= Henri Desbordes =

Henri Desbordes (died circa 1722) was a Huguenot printer who was exiled from his business in France and set up as a publisher in Amsterdam in the 17th century. Among his works was Nouvelles de la république des lettres.

== Career ==
Henri Desbordes was one of the most successful refugee booksellers in Saumur serving the theology students of his neighboring Protestant academy as well as ministers. In 1682 suspicion arose of him of having printed the anti-catholic Preservatif contre le changement de religion (A Preservation against the Change of Religion), which was written by Pierre Jurieu, and the authorities sent him to prison.

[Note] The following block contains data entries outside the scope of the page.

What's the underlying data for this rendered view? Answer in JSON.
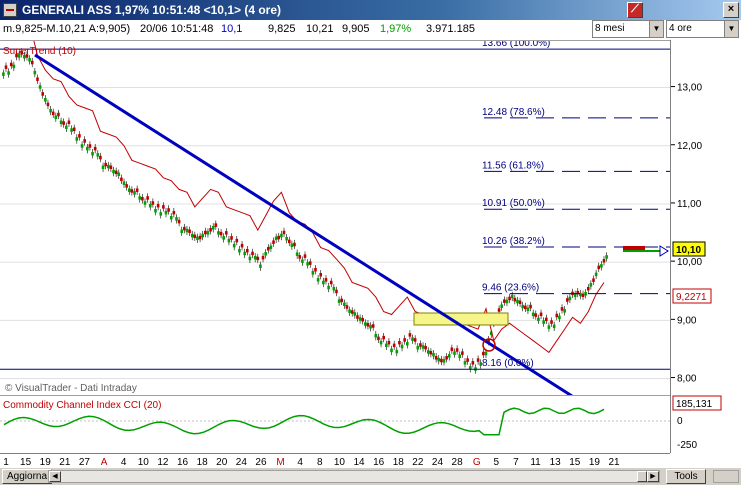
{
  "window": {
    "title": "GENERALI ASS 1,97% 10:51:48  <10,1>  (4 ore)",
    "period_select": "8 mesi",
    "interval_select": "4 ore"
  },
  "infobar": {
    "ma": "m.9,825-M.10,21 A:9,905)",
    "datetime": "20/06 10:51:48",
    "last": "10,1",
    "min": "9,825",
    "max": "10,21",
    "open": "9,905",
    "change": "1,97%",
    "volume": "3.971.185"
  },
  "main_pane": {
    "indicator_label": "SuperTrend (10)",
    "watermark": "© VisualTrader - Dati Intraday",
    "fib_levels": [
      {
        "label": "13.66 (100.0%)",
        "value": 13.66
      },
      {
        "label": "12.48 (78.6%)",
        "value": 12.48
      },
      {
        "label": "11.56 (61.8%)",
        "value": 11.56
      },
      {
        "label": "10.91 (50.0%)",
        "value": 10.91
      },
      {
        "label": "10.26 (38.2%)",
        "value": 10.26
      },
      {
        "label": "9.46 (23.6%)",
        "value": 9.46
      },
      {
        "label": "8.16 (0.0%)",
        "value": 8.16
      }
    ],
    "price_ticks": [
      "13,00",
      "12,00",
      "11,00",
      "10,00",
      "9,00",
      "8,00"
    ],
    "last_price_tag": "10,10",
    "supertrend_tag": "9,2271"
  },
  "indicator_pane": {
    "label": "Commodity Channel Index CCI (20)",
    "value_tag": "185,131",
    "ticks": [
      "0",
      "-250"
    ]
  },
  "date_axis": [
    "1",
    "15",
    "19",
    "21",
    "27",
    "A",
    "4",
    "10",
    "12",
    "16",
    "18",
    "20",
    "24",
    "26",
    "M",
    "4",
    "8",
    "10",
    "14",
    "16",
    "18",
    "22",
    "24",
    "28",
    "G",
    "5",
    "7",
    "11",
    "13",
    "15",
    "19",
    "21"
  ],
  "statusbar": {
    "aggiorna": "Aggiorna",
    "tools": "Tools"
  },
  "colors": {
    "up_candle": "#00a000",
    "down_candle": "#c00000",
    "trendline": "#0000c0",
    "fib": "#000080",
    "supertrend": "#c00000",
    "cci": "#00a000"
  },
  "chart_data": {
    "type": "candlestick",
    "ylim": [
      7.7,
      13.8
    ],
    "price_series": [
      13.3,
      13.5,
      13.6,
      13.4,
      13.0,
      12.7,
      12.5,
      12.4,
      12.3,
      12.1,
      12.0,
      11.9,
      11.7,
      11.6,
      11.5,
      11.3,
      11.2,
      11.1,
      11.0,
      10.9,
      10.9,
      10.8,
      10.6,
      10.5,
      10.4,
      10.5,
      10.6,
      10.5,
      10.4,
      10.3,
      10.2,
      10.1,
      10.0,
      10.2,
      10.4,
      10.5,
      10.3,
      10.1,
      10.0,
      9.8,
      9.7,
      9.6,
      9.4,
      9.2,
      9.1,
      9.0,
      8.9,
      8.7,
      8.6,
      8.5,
      8.6,
      8.7,
      8.6,
      8.5,
      8.4,
      8.3,
      8.4,
      8.5,
      8.3,
      8.2,
      8.3,
      8.6,
      9.1,
      9.3,
      9.4,
      9.3,
      9.2,
      9.1,
      9.0,
      8.9,
      9.1,
      9.3,
      9.5,
      9.4,
      9.6,
      9.9,
      10.1
    ]
  }
}
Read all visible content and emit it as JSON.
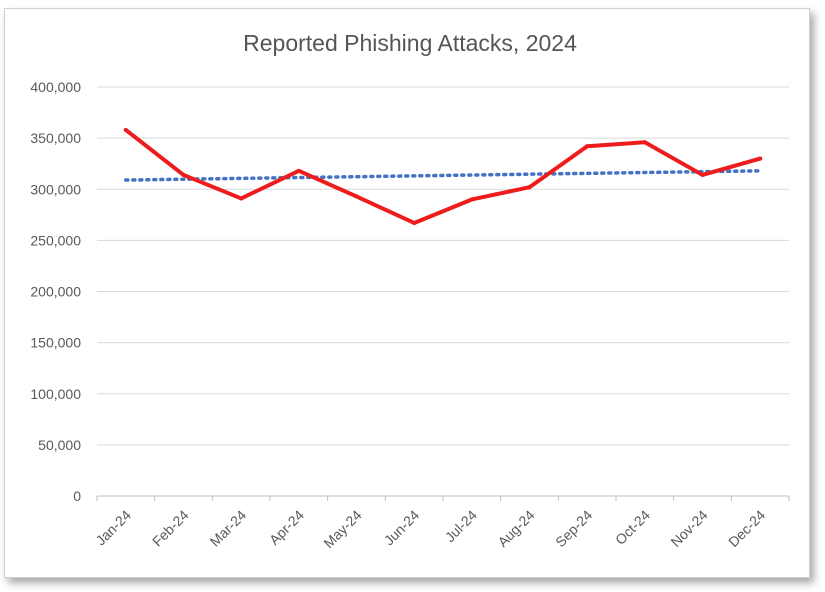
{
  "chart_data": {
    "type": "line",
    "title": "Reported Phishing Attacks, 2024",
    "xlabel": "",
    "ylabel": "",
    "categories": [
      "Jan-24",
      "Feb-24",
      "Mar-24",
      "Apr-24",
      "May-24",
      "Jun-24",
      "Jul-24",
      "Aug-24",
      "Sep-24",
      "Oct-24",
      "Nov-24",
      "Dec-24"
    ],
    "y_tick_labels": [
      "0",
      "50,000",
      "100,000",
      "150,000",
      "200,000",
      "250,000",
      "300,000",
      "350,000",
      "400,000"
    ],
    "ylim": [
      0,
      400000
    ],
    "y_tick_step": 50000,
    "grid": true,
    "legend": "none",
    "series": [
      {
        "values": [
          358000,
          314000,
          291000,
          318000,
          293000,
          267000,
          290000,
          302000,
          342000,
          346000,
          314000,
          330000
        ],
        "color": "#ee1c1c",
        "style": "solid"
      }
    ],
    "trendline": {
      "type": "linear",
      "start": 309000,
      "end": 318000,
      "color": "#4472c4",
      "style": "dotted"
    }
  }
}
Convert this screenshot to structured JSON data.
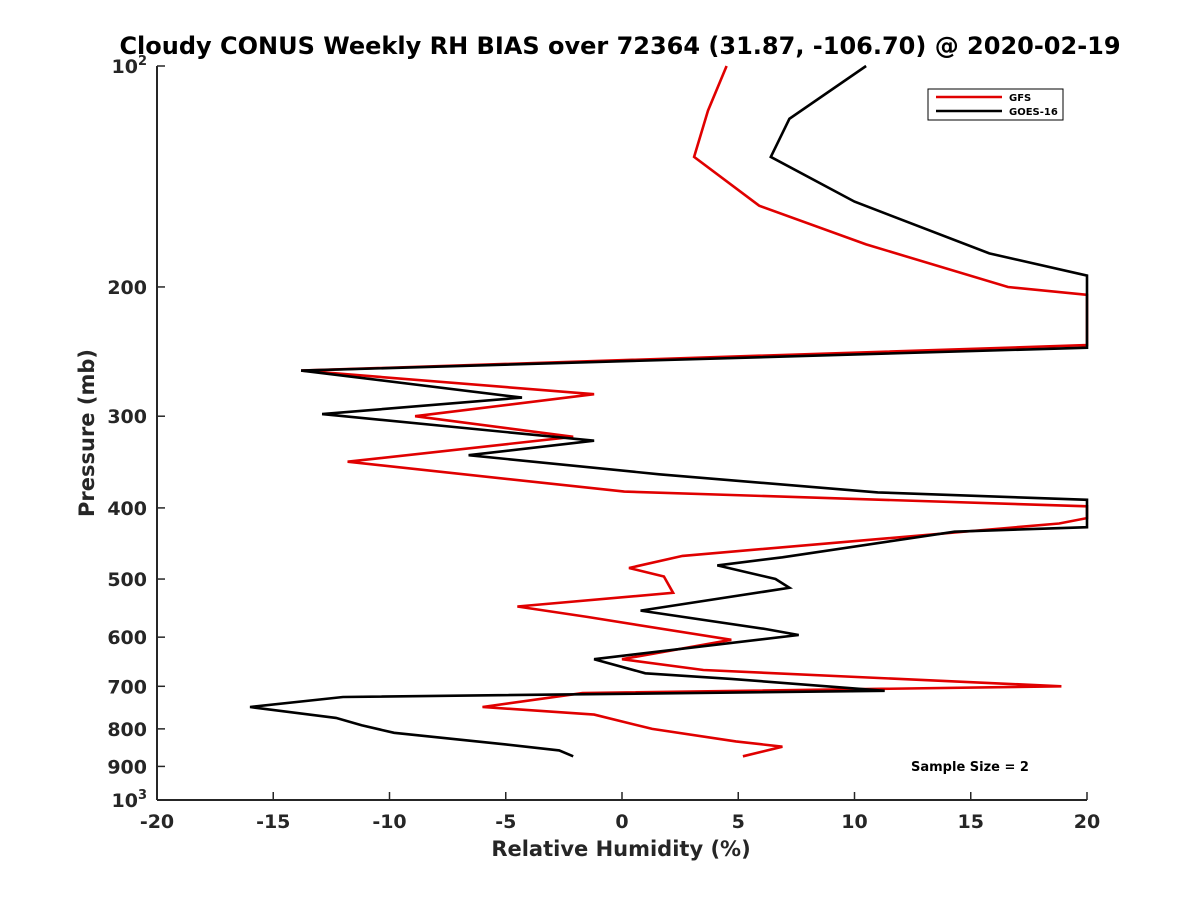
{
  "chart_data": {
    "type": "line",
    "title": "Cloudy CONUS Weekly RH BIAS over 72364 (31.87, -106.70) @ 2020-02-19",
    "xlabel": "Relative Humidity (%)",
    "ylabel": "Pressure (mb)",
    "xlim": [
      -20,
      20
    ],
    "ylim": [
      100,
      1000
    ],
    "y_scale": "log",
    "y_reversed": true,
    "x_ticks": [
      "-20",
      "-15",
      "-10",
      "-5",
      "0",
      "5",
      "10",
      "15",
      "20"
    ],
    "y_ticks": [
      {
        "value": 100,
        "label": "10",
        "sup": "2"
      },
      {
        "value": 200,
        "label": "200",
        "sup": ""
      },
      {
        "value": 300,
        "label": "300",
        "sup": ""
      },
      {
        "value": 400,
        "label": "400",
        "sup": ""
      },
      {
        "value": 500,
        "label": "500",
        "sup": ""
      },
      {
        "value": 600,
        "label": "600",
        "sup": ""
      },
      {
        "value": 700,
        "label": "700",
        "sup": ""
      },
      {
        "value": 800,
        "label": "800",
        "sup": ""
      },
      {
        "value": 900,
        "label": "900",
        "sup": ""
      },
      {
        "value": 1000,
        "label": "10",
        "sup": "3"
      }
    ],
    "grid": false,
    "legend_position": "top-right",
    "annotation": "Sample Size = 2",
    "series": [
      {
        "name": "GFS",
        "color": "#e00000",
        "points": [
          [
            4.5,
            100
          ],
          [
            3.7,
            115
          ],
          [
            3.1,
            133
          ],
          [
            5.9,
            155
          ],
          [
            10.5,
            175
          ],
          [
            16.6,
            200
          ],
          [
            20,
            205
          ],
          [
            20,
            240
          ],
          [
            -13.8,
            260
          ],
          [
            -1.2,
            280
          ],
          [
            -8.9,
            300
          ],
          [
            -2.1,
            320
          ],
          [
            -11.8,
            346
          ],
          [
            0.1,
            380
          ],
          [
            20,
            398
          ],
          [
            20,
            413
          ],
          [
            18.8,
            420
          ],
          [
            2.6,
            465
          ],
          [
            0.3,
            483
          ],
          [
            1.8,
            496
          ],
          [
            2.2,
            522
          ],
          [
            -4.5,
            545
          ],
          [
            -1.5,
            563
          ],
          [
            4.7,
            605
          ],
          [
            0.0,
            643
          ],
          [
            3.5,
            665
          ],
          [
            18.9,
            700
          ],
          [
            -1.7,
            715
          ],
          [
            -6.0,
            747
          ],
          [
            -1.2,
            765
          ],
          [
            1.3,
            800
          ],
          [
            4.9,
            832
          ],
          [
            6.9,
            846
          ],
          [
            5.2,
            872
          ]
        ]
      },
      {
        "name": "GOES-16",
        "color": "#000000",
        "points": [
          [
            10.5,
            100
          ],
          [
            7.2,
            118
          ],
          [
            6.4,
            133
          ],
          [
            10.0,
            153
          ],
          [
            15.8,
            180
          ],
          [
            20,
            193
          ],
          [
            20,
            242
          ],
          [
            -13.8,
            260
          ],
          [
            -4.3,
            283
          ],
          [
            -12.9,
            298
          ],
          [
            -1.2,
            324
          ],
          [
            -6.6,
            339
          ],
          [
            1.6,
            360
          ],
          [
            11.0,
            381
          ],
          [
            20,
            390
          ],
          [
            20,
            425
          ],
          [
            14.3,
            431
          ],
          [
            6.9,
            467
          ],
          [
            4.1,
            479
          ],
          [
            6.6,
            500
          ],
          [
            7.2,
            514
          ],
          [
            0.8,
            552
          ],
          [
            6.2,
            585
          ],
          [
            7.6,
            596
          ],
          [
            -1.2,
            643
          ],
          [
            1.0,
            672
          ],
          [
            4.7,
            684
          ],
          [
            11.3,
            710
          ],
          [
            -12.0,
            724
          ],
          [
            -16.0,
            747
          ],
          [
            -12.3,
            773
          ],
          [
            -11.2,
            791
          ],
          [
            -9.8,
            810
          ],
          [
            -5.0,
            840
          ],
          [
            -2.7,
            856
          ],
          [
            -2.1,
            872
          ]
        ]
      }
    ]
  }
}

Desbordes moved to Amsterdam after his release where in July 1682 he became a member of Amsterdam's Walloon church. Apart from religious coercion, according to sources, he may have resettled in Amsterdam because he wished to open a shop abroad as at that time he possessed enough funds to do so. The shop he subsequently opened was situated in the commercial Kalverstraat. Among others, Nouvelles de la république des lettres was one of the journals he published there.

Beside printing more than 100 publications and selling books, Desbordes was also involved in conducting auctions.

== Personal life ==
Jaques Desbordes was the nephew of Henri Desbordes. Jaques was also noted for being a Huguenot publisher who took refuge in the Netherlands in the late 17th century.